Today, my youngest was sick at school and I had to pick him up midway through the day. I was able to actually look around the school office for a moment, and found this sign.
Your coworker is late, it is the third time in as many weeks. She has a sick mom, and has been taking care of her. Her routine is not settling down as fast as she would like. She has two children to take to school, her husband isn’t home to take the kids to school because he works nights, and her mother needs medications in the morning. Because she has new onset dementia and a recently replaced hip, your coworker is concerned about her compliance with her medications and nutrition, as well as her ADL’s.
Your coworker arrives, 20 minutes late. You have things to do this morning, and she has put you way behind. You are back at work for 12 hours tonight, and you didn’t get all the sleep you wanted yesterday either.
How do you respond?
“You are always late now! Aren’t you going to get a home health aide or something?”
- Is it TRUE that your coworker is always late? No. She has been late three times in three weeks after a life-changing event.
- Is it HELPFUL to say this, at this moment in time? No. Your coworker is stressed out because of her recent life changes, and is probably very embarrassed about being late all of a sudden. It will likely make her defensive, and then she has to go deal with an entire nursing assignment all day, knowing you are angry.

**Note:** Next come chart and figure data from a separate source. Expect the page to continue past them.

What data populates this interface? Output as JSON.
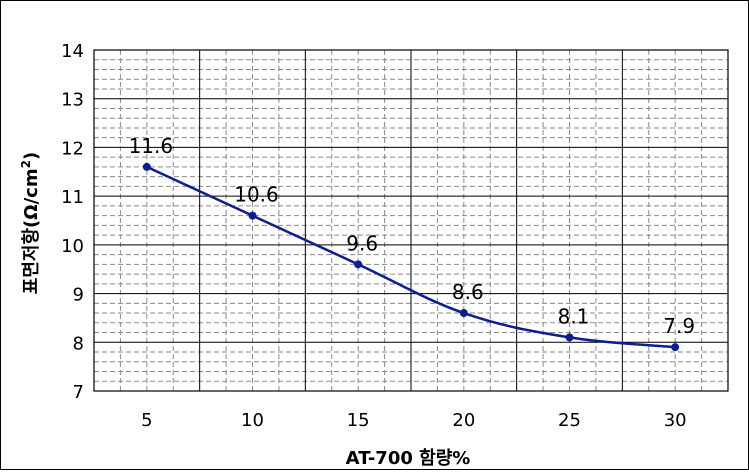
{
  "chart_data": {
    "type": "line",
    "xlabel": "AT-700 함량%",
    "ylabel": "표면저항(Ω/cm²)",
    "ylabel_main": "표면저항(Ω/cm",
    "ylabel_sup": "2",
    "ylabel_tail": ")",
    "x": [
      5,
      10,
      15,
      20,
      25,
      30
    ],
    "x_ticks": [
      "5",
      "10",
      "15",
      "20",
      "25",
      "30"
    ],
    "ylim": [
      7,
      14
    ],
    "y_ticks": [
      "7",
      "8",
      "9",
      "10",
      "11",
      "12",
      "13",
      "14"
    ],
    "series": [
      {
        "values": [
          11.6,
          10.6,
          9.6,
          8.6,
          8.1,
          7.9
        ]
      }
    ],
    "data_labels": [
      "11.6",
      "10.6",
      "9.6",
      "8.6",
      "8.1",
      "7.9"
    ],
    "grid": true,
    "line_color": "#0b1f8f",
    "marker_color": "#0b1f8f"
  }
}
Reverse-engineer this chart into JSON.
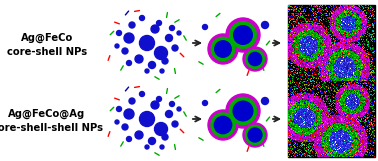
{
  "row1_label_line1": "Ag@FeCo",
  "row1_label_line2": "core-shell NPs",
  "row2_label_line1": "Ag@FeCo@Ag",
  "row2_label_line2": "core-shell-shell NPs",
  "bg_color": "#ffffff",
  "label_fontsize": 7.2,
  "label_fontweight": "bold",
  "arrow_color": "#222222",
  "dot_blue": "#1010cc",
  "dot_blue2": "#2222ee",
  "shell_magenta": "#cc00cc",
  "shell_green": "#00aa00",
  "shell_blue": "#0000cc"
}
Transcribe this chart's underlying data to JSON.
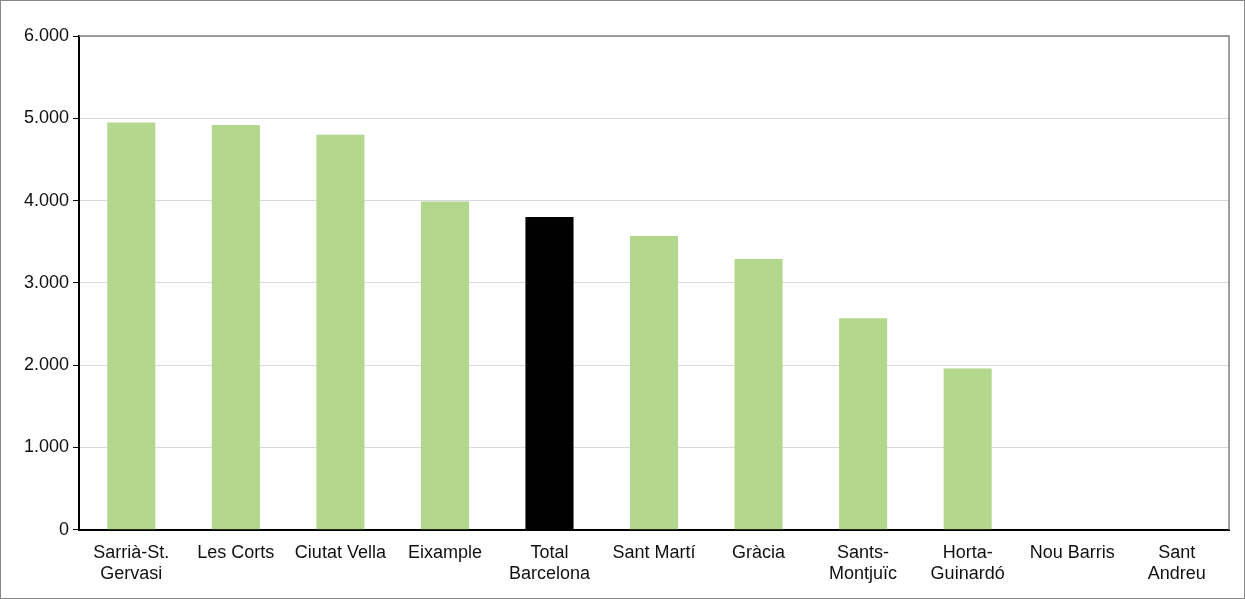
{
  "chart_data": {
    "type": "bar",
    "categories": [
      "Sarrià-St.\nGervasi",
      "Les Corts",
      "Ciutat Vella",
      "Eixample",
      "Total\nBarcelona",
      "Sant Martí",
      "Gràcia",
      "Sants-\nMontjuïc",
      "Horta-\nGuinardó",
      "Nou Barris",
      "Sant\nAndreu"
    ],
    "values": [
      4950,
      4920,
      4800,
      3990,
      3800,
      3570,
      3290,
      2570,
      1960,
      null,
      null
    ],
    "colors": [
      "#b3d78d",
      "#b3d78d",
      "#b3d78d",
      "#b3d78d",
      "#000000",
      "#b3d78d",
      "#b3d78d",
      "#b3d78d",
      "#b3d78d",
      "#b3d78d",
      "#b3d78d"
    ],
    "ylim": [
      0,
      6000
    ],
    "yticks": [
      {
        "value": 0,
        "label": "0"
      },
      {
        "value": 1000,
        "label": "1.000"
      },
      {
        "value": 2000,
        "label": "2.000"
      },
      {
        "value": 3000,
        "label": "3.000"
      },
      {
        "value": 4000,
        "label": "4.000"
      },
      {
        "value": 5000,
        "label": "5.000"
      },
      {
        "value": 6000,
        "label": "6.000"
      }
    ],
    "grid": "y",
    "legend": false
  }
}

- Is it INSPIRING to say this? No. Telling someone that they are not meeting your expectations is never inspiring for them. Suggesting a solution can be.
- Is it NECESSARY to say this? No, your coworker knows she is late. She knows that she is inconveniencing you. And if you would like to address it, now is not the time anyway. Not when you are upset.
- Is this a KIND thing to say? Obviously not. It may make you feel better initially because you were able to vent, but it will make you feel worse after you have time to think about it.
How about this?
“Janie, I know you are having a hard time. I hope your mom is ok. I don’t want you to get in trouble for tardy arrivals. Maybe you should think about hiring a home health aide to give you a hand. You have to be tired.”
- It is true, she is having a hard time.
- It was helpful to suggest a home health aide.
- It is inspiring for her to know that there is help available, and that her work family has her back.
- It is necessary to address at some point, because you are being totally inconvenienced.
- It was said kindly, and may really help your coworker realize that she has a really full plate and needs help.
Maybe we can work toward this. We are so kind to our patients. Maybe we need to THINK before we react in these situations.